Nadine Amsler, of the Goethe University Frankfurt, has published Jesuits and Matriarchs: Domestic Worship in Early Modern China with University of Washington Press.
The title is a rare investigation of “the domestic and devotional practices of women” in early modern China, according to the publishing, presenting “a rich body of evidence that demonstrates how Chinese households functioned as sites of evangelization, religious conflict, and indigenization of Christianity.” Jesuit missionaries, dealing more closely with the male elite, had only limited access to women and their ritual spaces. Amsler’s research vividly demonstrates the “networks of religious sociability and ritual communities among women as well as women’s remarkable acts of private piety” in seventeenth-century China.
The titles of the chapters appear below. More information about this important publication is available at the website of the University of Washington Press: http://www.washington.edu/uwpress/search/books/AMSJES.html.
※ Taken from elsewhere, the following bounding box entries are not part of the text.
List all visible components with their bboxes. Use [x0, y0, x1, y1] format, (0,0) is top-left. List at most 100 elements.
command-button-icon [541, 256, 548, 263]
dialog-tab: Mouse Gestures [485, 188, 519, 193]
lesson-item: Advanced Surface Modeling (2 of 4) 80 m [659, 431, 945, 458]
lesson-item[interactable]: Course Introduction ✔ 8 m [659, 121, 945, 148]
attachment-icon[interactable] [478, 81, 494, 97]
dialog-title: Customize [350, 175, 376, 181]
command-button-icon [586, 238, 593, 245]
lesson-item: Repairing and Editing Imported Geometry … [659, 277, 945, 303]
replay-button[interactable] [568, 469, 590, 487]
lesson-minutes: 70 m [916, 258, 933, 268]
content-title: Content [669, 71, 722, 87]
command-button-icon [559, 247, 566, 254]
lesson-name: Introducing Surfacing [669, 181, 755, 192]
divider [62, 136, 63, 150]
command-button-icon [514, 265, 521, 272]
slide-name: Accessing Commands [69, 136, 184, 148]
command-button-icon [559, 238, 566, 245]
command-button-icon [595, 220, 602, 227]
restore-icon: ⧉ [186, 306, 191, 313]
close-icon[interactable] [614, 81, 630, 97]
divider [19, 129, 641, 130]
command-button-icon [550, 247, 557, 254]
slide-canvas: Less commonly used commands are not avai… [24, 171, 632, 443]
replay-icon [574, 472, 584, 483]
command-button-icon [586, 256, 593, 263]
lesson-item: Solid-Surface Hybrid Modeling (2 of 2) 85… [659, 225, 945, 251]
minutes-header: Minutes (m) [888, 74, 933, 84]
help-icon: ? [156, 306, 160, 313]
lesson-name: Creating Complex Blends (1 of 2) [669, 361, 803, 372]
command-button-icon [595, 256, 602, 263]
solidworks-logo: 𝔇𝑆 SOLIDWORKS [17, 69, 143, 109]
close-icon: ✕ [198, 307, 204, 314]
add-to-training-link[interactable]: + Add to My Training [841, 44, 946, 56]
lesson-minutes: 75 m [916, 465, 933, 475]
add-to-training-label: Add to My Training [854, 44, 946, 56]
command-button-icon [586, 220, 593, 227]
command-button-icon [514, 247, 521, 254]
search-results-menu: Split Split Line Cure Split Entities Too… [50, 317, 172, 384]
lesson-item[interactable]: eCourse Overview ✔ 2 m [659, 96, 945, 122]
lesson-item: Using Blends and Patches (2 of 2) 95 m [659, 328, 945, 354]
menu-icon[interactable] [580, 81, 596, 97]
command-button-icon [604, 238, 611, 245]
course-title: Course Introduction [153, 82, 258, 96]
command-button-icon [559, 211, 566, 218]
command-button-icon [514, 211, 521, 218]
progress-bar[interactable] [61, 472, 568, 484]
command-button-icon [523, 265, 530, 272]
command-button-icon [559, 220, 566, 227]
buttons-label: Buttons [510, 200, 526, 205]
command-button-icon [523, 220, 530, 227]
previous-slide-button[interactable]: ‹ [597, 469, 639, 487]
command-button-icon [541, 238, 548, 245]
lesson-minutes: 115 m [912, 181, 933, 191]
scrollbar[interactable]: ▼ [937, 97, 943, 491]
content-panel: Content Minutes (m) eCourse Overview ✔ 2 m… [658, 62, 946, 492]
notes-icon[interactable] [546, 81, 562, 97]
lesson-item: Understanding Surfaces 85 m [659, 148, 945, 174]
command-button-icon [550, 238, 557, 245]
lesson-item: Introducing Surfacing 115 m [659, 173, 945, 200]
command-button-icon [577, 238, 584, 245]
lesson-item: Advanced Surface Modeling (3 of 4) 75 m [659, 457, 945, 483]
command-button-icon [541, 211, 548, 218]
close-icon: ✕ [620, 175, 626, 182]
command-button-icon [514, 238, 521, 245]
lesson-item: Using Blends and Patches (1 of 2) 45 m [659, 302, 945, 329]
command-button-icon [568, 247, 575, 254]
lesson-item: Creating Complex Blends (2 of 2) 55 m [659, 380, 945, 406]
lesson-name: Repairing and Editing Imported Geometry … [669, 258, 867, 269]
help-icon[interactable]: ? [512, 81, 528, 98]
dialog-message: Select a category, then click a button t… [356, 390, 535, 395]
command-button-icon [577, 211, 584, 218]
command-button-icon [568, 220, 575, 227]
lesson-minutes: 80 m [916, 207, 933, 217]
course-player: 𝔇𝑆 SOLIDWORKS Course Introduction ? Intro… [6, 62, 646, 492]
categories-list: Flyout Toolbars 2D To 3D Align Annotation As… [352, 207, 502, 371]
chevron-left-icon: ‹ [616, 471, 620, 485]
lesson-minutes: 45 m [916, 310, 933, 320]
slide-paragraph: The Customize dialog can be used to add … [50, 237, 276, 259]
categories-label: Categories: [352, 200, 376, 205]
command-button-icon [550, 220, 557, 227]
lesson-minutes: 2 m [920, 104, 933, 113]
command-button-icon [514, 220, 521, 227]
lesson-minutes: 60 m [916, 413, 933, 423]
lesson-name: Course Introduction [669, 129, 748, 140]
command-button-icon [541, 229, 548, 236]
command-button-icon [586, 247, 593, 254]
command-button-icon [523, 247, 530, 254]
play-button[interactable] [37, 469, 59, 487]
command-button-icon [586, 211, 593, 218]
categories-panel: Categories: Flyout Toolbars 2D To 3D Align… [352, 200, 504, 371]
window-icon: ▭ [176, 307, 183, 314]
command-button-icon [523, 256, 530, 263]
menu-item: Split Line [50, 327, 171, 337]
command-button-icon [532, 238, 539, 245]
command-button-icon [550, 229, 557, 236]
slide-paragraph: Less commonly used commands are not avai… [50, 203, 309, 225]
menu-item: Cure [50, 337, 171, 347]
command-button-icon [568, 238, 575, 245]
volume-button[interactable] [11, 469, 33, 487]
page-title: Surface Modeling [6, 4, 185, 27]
Clothes make the man: the Jesuits’ adoption of literati masculinity —
A kingdom of virtuous women: Jesuit descriptions of China’s moral topography —
A source of creative tension: literati Jesuits and priestly duties —
Strengthening the marital bond: the Christianization of Chinese marriage —
Praying for progeny: women and Catholic spiritual remedies —
Domestic communities: women’s congregations and communal piety —
Sharing genteel spirituality: the female networks of the Xus of Shanghai —
A widow and her virgins: the domestic convents of Hangzhou and Nanjing —
Fabrics of devotion: Catholic women’s pious patronage —
Women and gender in global Catholicism.